Had I minded this your Advice & Information, I had escaped the present Evil, and you had not Exemplified your Poetry.

I will however trouble you no more on this Head, but come to the Object I had in writing to you.

As I cannot think, after what has passed that my Vindication of 191 myself in writing will give you or Mr Lawrens the Satisfaction which you have both been aiming at by the Hands of others I must now inform you & Mr Lawrens, by your means that I am ready to give you & Him a Chance of doing gaining it by yours & his when & where you please. a Line directed to me at Mr Canters in Vine Street Piccadilly will be receivd by me on Monday as I shall then come to Town for that purpose.
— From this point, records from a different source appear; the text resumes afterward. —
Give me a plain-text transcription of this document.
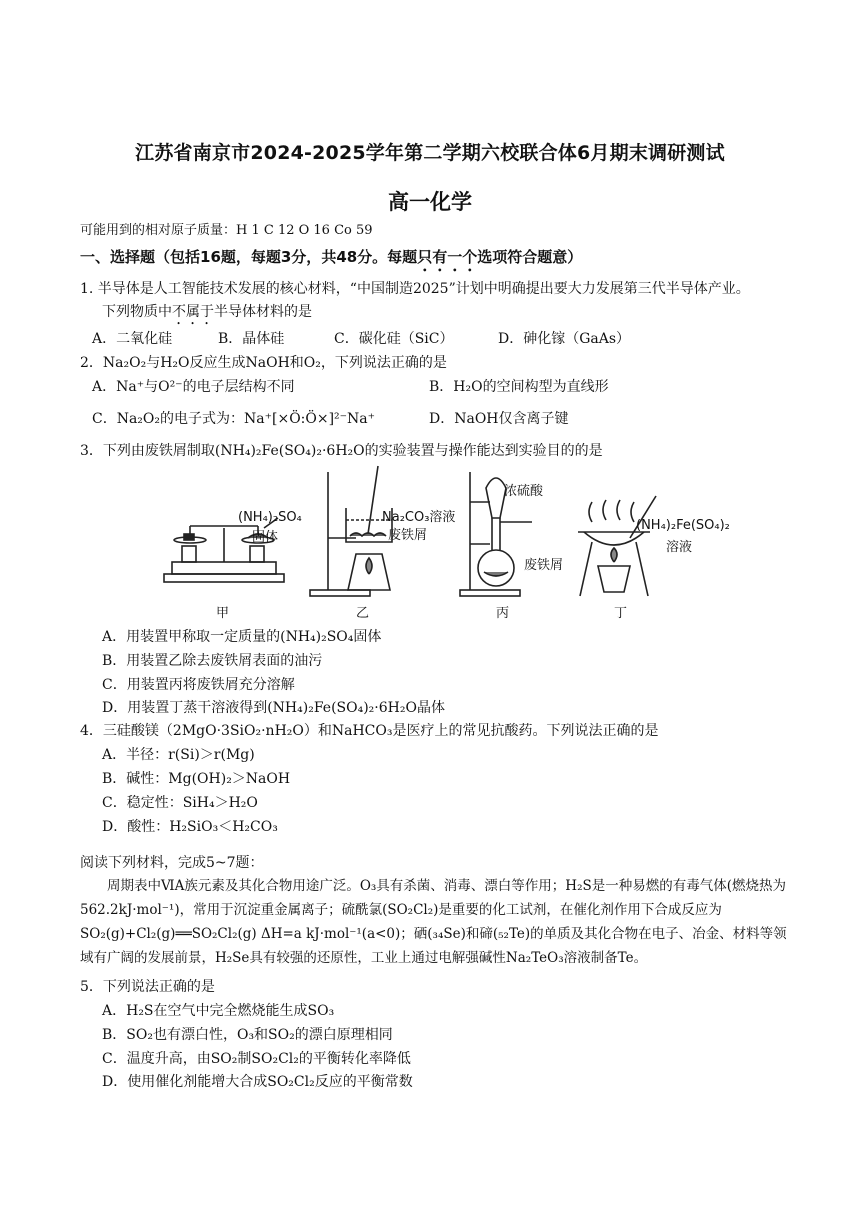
江苏省南京市2024-2025学年第二学期六校联合体6月期末调研测试
高一化学
可能用到的相对原子质量：H 1 C 12 O 16 Co 59
一、选择题（包括16题，每题3分，共48分。每题只有一个选项符合题意）
1. 半导体是人工智能技术发展的核心材料，“中国制造2025”计划中明确提出要大力发展第三代半导体产业。
下列物质中不属于半导体材料的是
A．二氧化硅	B．晶体硅	C．碳化硅（SiC）	D．砷化镓（GaAs）
2．Na₂O₂与H₂O反应生成NaOH和O₂，下列说法正确的是
A．Na⁺与O²⁻的电子层结构不同	B．H₂O的空间构型为直线形
C．Na₂O₂的电子式为：Na⁺[×Ö:Ö×]²⁻Na⁺	D．NaOH仅含离子键
3．下列由废铁屑制取(NH₄)₂Fe(SO₄)₂·6H₂O的实验装置与操作能达到实验目的的是
(NH₄)₂SO₄
固体
Na₂CO₃溶液
废铁屑
浓硫酸
废铁屑
(NH₄)₂Fe(SO₄)₂
溶液
甲	乙	丙	丁
A．用装置甲称取一定质量的(NH₄)₂SO₄固体
B．用装置乙除去废铁屑表面的油污
C．用装置丙将废铁屑充分溶解
D．用装置丁蒸干溶液得到(NH₄)₂Fe(SO₄)₂·6H₂O晶体
4．三硅酸镁（2MgO·3SiO₂·nH₂O）和NaHCO₃是医疗上的常见抗酸药。下列说法正确的是
A．半径：r(Si)＞r(Mg)
B．碱性：Mg(OH)₂＞NaOH
C．稳定性：SiH₄＞H₂O
D．酸性：H₂SiO₃＜H₂CO₃
阅读下列材料，完成5~7题：

周期表中ⅥA族元素及其化合物用途广泛。O₃具有杀菌、消毒、漂白等作用；H₂S是一种易燃的有毒气体(燃烧热为562.2kJ·mol⁻¹)，常用于沉淀重金属离子；硫酰氯(SO₂Cl₂)是重要的化工试剂，在催化剂作用下合成反应为SO₂(g)+Cl₂(g)══SO₂Cl₂(g) ΔH=a kJ·mol⁻¹(a<0)；硒(₃₄Se)和碲(₅₂Te)的单质及其化合物在电子、冶金、材料等领域有广阔的发展前景，H₂Se具有较强的还原性，工业上通过电解强碱性Na₂TeO₃溶液制备Te。

5．下列说法正确的是
A．H₂S在空气中完全燃烧能生成SO₃
B．SO₂也有漂白性，O₃和SO₂的漂白原理相同
C．温度升高，由SO₂制SO₂Cl₂的平衡转化率降低
D．使用催化剂能增大合成SO₂Cl₂反应的平衡常数
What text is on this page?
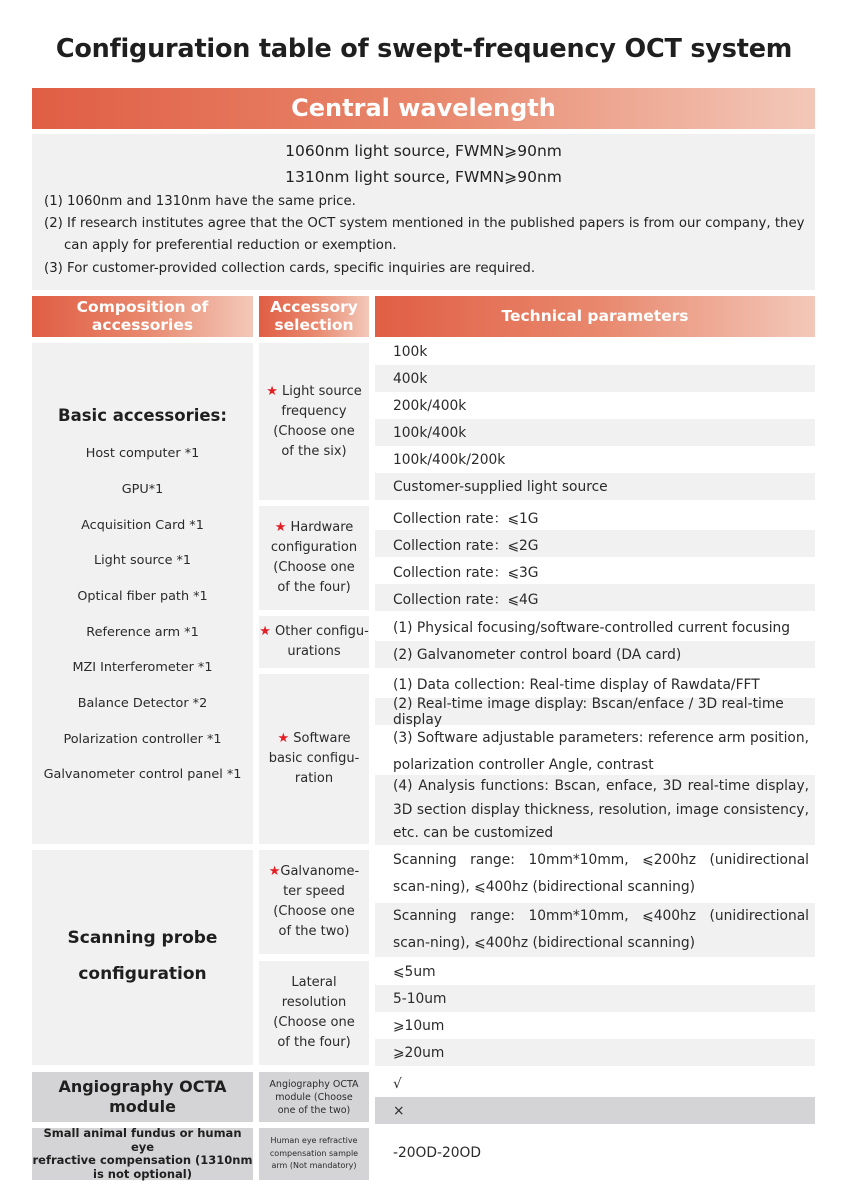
Configuration table of swept-frequency OCT system
Central wavelength
1060nm light source, FWMN⩾90nm
1310nm light source, FWMN⩾90nm
(1) 1060nm and 1310nm have the same price.
(2) If research institutes agree that the OCT system mentioned in the published papers is from our company, they
can apply for preferential reduction or exemption.
(3) For customer-provided collection cards, specific inquiries are required.
Composition of accessories
Accessory
selection	Technical parameters
Basic accessories:
Host computer *1
GPU*1
Acquisition Card *1
Light source *1
Optical fiber path *1
Reference arm *1
MZI Interferometer *1
Balance Detector *2
Polarization controller *1
Galvanometer control panel *1
★ Light source
frequency
(Choose one
of the six)
★ Hardware
configuration
(Choose one
of the four)
★ Other configu-
urations
★ Software
basic configu-
ration
100k
400k
200k/400k
100k/400k
100k/400k/200k
Customer-supplied light source
Collection rate：⩽1G
Collection rate：⩽2G
Collection rate：⩽3G
Collection rate：⩽4G
(1) Physical focusing/software-controlled current focusing
(2) Galvanometer control board (DA card)
(1) Data collection: Real-time display of Rawdata/FFT
(2) Real-time image display: Bscan/enface / 3D real-time display
(3) Software adjustable parameters: reference arm position, polarization controller Angle, contrast
(4) Analysis functions: Bscan, enface, 3D real-time display, 3D section display thickness, resolution, image consistency, etc. can be customized
Scanning probe
configuration
★Galvanome-
ter speed
(Choose one
of the two)
Lateral
resolution
(Choose one
of the four)
Scanning range: 10mm*10mm, ⩽200hz (unidirectional scan-ning), ⩽400hz (bidirectional scanning)
Scanning range: 10mm*10mm, ⩽400hz (unidirectional scan-ning), ⩽400hz (bidirectional scanning)
⩽5um
5-10um
⩾10um
⩾20um
Angiography OCTA
module
Angiography OCTA
module (Choose
one of the two)
√
×
Small animal fundus or human eye
refractive compensation (1310nm
is not optional)
Human eye refractive
compensation sample
arm (Not mandatory)
-20OD-20OD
I am / Sir / your Humble Servant

E J.

RC and enclosure (Adams Papers); internal address: “His Excellency John Adams Esqr.”; enclosure internal address: “Edward Bridgen Esqr.”; enclosure docketed: “Jennings to / Bridgen.”

1.

Not found, but presumably it was a reply to Jenings’ letter of 6 April, above, in which he asked about AA’s arrival and the publication of the Abbé de Mably’s book.

2.

JA presumably had sent Jenings a copy of Mably’s Observations sur le gouvernement et les loix des États-Unis d’Amérique, Amsterdam, 1784, which he received from the publisher, J. F. Rosart & Co., under cover of a letter dated 21 March, above. JA’s “Stipulations” regarding its publication in England are unknown, but John Debrett, who produced the London edition, had Mably’s work translated and accompanied it with notes and an appendix by the otherwise unidentified translator. Entitled Remarks Concerning the Government and the Laws of the United States of America, London, 1784, Debrett’s edition should be compared with Rosart & Co.’s English edition, Observations on the Government and Laws of the United States of America, Translated from the French … with a Preface by the Translator, Amsterdam, 1784, which JA received from the publisher in mid-July (to J. F. Rosart & Co., 18 July, below).

3.

Jenings’ doubts over his future stemmed from the enclosed 6 May letter to the London merchant Edward Bridgen, in which he challenged Bridgen and Henry Laurens to duels. No duels were ever fought, but the challenges marked the climax, at least for Jenings, of his dispute with Laurens over the authorship of a series of anonymous letters. For JA’s reaction to Jenings’ effort to defend his honor, see his 13 May reply, below.

4.

The enclosed “Sheets” were probably Jenings’ A Full Manifestation of What Mr. Henry Laurens Falsely Denominates Candor in Himself, and Tricks in Mr. Edmund Jenings. This may mean that Jenings’ pamphlet was published at London in early 1784, rather than late 1783, the usual date given for its publication. It seems likely Bridgen would already have seen it if it had appeared in 1783, and in a 3 Feb. 1784 letter to Benjamin Franklin, Laurens wrote that “I have heard nothing concerning Jenings except seeing a Letter to a Gentleman in which he speaks of his mild vindicatory answer, as if he had actually made a reply, but I can’t learn that any person has seen it” (Laurens, Papers , 16:381).

5.

For Jenings’ 30 June 1783 letter to Bridgen wherein, as he does here, Jenings blamed Bridgen for instigating the controversy over the anonymous letters, see vol. 15:90, 91.

6.

Bridgen’s letter has not been identified, but the quotation is from Edward Young’s Night Thoughts, Night II, lines 563–564.